On November 15th, Director Kappos published 21 pages of proposed rulemaking entitled “Rules of Practice Before the [BPAI] in Ex parte Appeals.” 75 Fed. Reg. 69828 (Nov. 15, 2010). (A copy is available at the end of this post.) There is an entire column of “Background” which summarizes the fate of the rule changes first proposed on July 30, 2007, widely criticized, never implemented, currently stayed and now proposed to be rescinded in favor of these new proposed rules. The new rules have two main thrusts: to simply the briefing process and to get the appeal before the Board more quickly (and to keep it there).
To provide some context, I filed an Appeal Brief under the rules then in effect on Oct. 12, 2007, the Examiner filed an answer in January 2009 and I filed a Reply in February 2009. The application was not forwarded to the Board and docketed until January 2010 (!) Most of the delay was apparently caused by the Examiner’s failure to list one piece of art in the “evidence relied upon” section of his Answer. The new rules intend to prevent this sort of delay by transmitting the appeal to the Board after the Reply is received (and the Examiner would not be able to respond to the Reply Brief). The Board has the sole authority to determine non-compliance but would not be able to remand an application to the Examiner without the Director’s approval. There are many other changes, too numerous to “reprint” here, but some stuck in my head after reading most of the notice.
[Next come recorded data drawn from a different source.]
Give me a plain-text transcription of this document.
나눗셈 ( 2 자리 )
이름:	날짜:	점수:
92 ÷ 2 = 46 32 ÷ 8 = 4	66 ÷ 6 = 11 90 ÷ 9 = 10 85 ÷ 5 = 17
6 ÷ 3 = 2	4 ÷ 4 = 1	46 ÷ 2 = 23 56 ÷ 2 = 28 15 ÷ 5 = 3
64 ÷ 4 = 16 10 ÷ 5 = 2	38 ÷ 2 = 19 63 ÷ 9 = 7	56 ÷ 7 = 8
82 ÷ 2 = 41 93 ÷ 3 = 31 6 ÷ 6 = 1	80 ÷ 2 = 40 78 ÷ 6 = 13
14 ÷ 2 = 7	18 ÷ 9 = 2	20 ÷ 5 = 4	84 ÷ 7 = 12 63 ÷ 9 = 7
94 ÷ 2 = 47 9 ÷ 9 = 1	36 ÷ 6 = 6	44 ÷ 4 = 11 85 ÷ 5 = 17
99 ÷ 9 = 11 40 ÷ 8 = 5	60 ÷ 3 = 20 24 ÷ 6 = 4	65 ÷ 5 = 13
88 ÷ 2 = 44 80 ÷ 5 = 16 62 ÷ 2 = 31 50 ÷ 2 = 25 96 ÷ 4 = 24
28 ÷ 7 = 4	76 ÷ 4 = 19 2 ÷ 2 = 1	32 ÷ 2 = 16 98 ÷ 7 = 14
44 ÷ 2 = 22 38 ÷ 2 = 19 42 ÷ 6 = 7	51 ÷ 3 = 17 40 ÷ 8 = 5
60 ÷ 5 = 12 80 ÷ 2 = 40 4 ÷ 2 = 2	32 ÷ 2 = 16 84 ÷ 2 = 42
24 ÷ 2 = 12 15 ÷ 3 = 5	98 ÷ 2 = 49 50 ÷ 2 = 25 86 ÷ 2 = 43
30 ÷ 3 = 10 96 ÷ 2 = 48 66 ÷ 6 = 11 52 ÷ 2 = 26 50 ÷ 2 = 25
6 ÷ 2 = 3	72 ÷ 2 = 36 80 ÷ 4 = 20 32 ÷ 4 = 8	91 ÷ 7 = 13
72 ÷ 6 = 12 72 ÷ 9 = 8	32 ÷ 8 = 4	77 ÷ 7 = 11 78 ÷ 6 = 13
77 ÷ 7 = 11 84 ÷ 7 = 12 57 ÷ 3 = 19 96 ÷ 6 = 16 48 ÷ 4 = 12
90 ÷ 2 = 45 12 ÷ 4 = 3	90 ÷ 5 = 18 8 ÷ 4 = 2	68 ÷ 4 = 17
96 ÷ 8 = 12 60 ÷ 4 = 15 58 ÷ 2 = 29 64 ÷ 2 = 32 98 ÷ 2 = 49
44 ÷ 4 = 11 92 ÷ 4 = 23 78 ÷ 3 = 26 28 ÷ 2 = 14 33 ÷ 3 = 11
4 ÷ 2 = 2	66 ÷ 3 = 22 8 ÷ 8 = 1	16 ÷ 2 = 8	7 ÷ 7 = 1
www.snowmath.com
Preparation of the Brief is simplified somewhat by not requiring a statement of the detailed history of the claims on appeal, not requiring that support be given for every claim limitation in the independent claims – only those in dispute — and by omitting the requirement for the “claims appendix” and the “evidence appendix.” The Board is to presume that the appeal is taken from all claims under rejection, even if appellant fails to list them all. The options if the Examiner enters a new ground of rejection are clarified (I think), as well as the required statement of related appeals, interferences and judicial proceedings (I think), and examples of new grounds of rejection are given. The proposed rules make it perfectly clear, however, that substantive prosecution stops after filing the appeal brief (not upon filing the notice of appeal). However, applicants can still send in case law that advances their position. Importantly, the new rules eliminate the “presumption of Examiner correctness” from the rules. For background on this presumption, see 75 Fed. Reg. at 69835.
With the Board currently affirming rejections 65-70% of the time, the new rules, even if they are finalized, may only smooth your prosecution highway to the edge of a cliff, but at least the Director seems well aware that “justice delayed is justice denied.” Now let’s work on the “justice” part a little harder.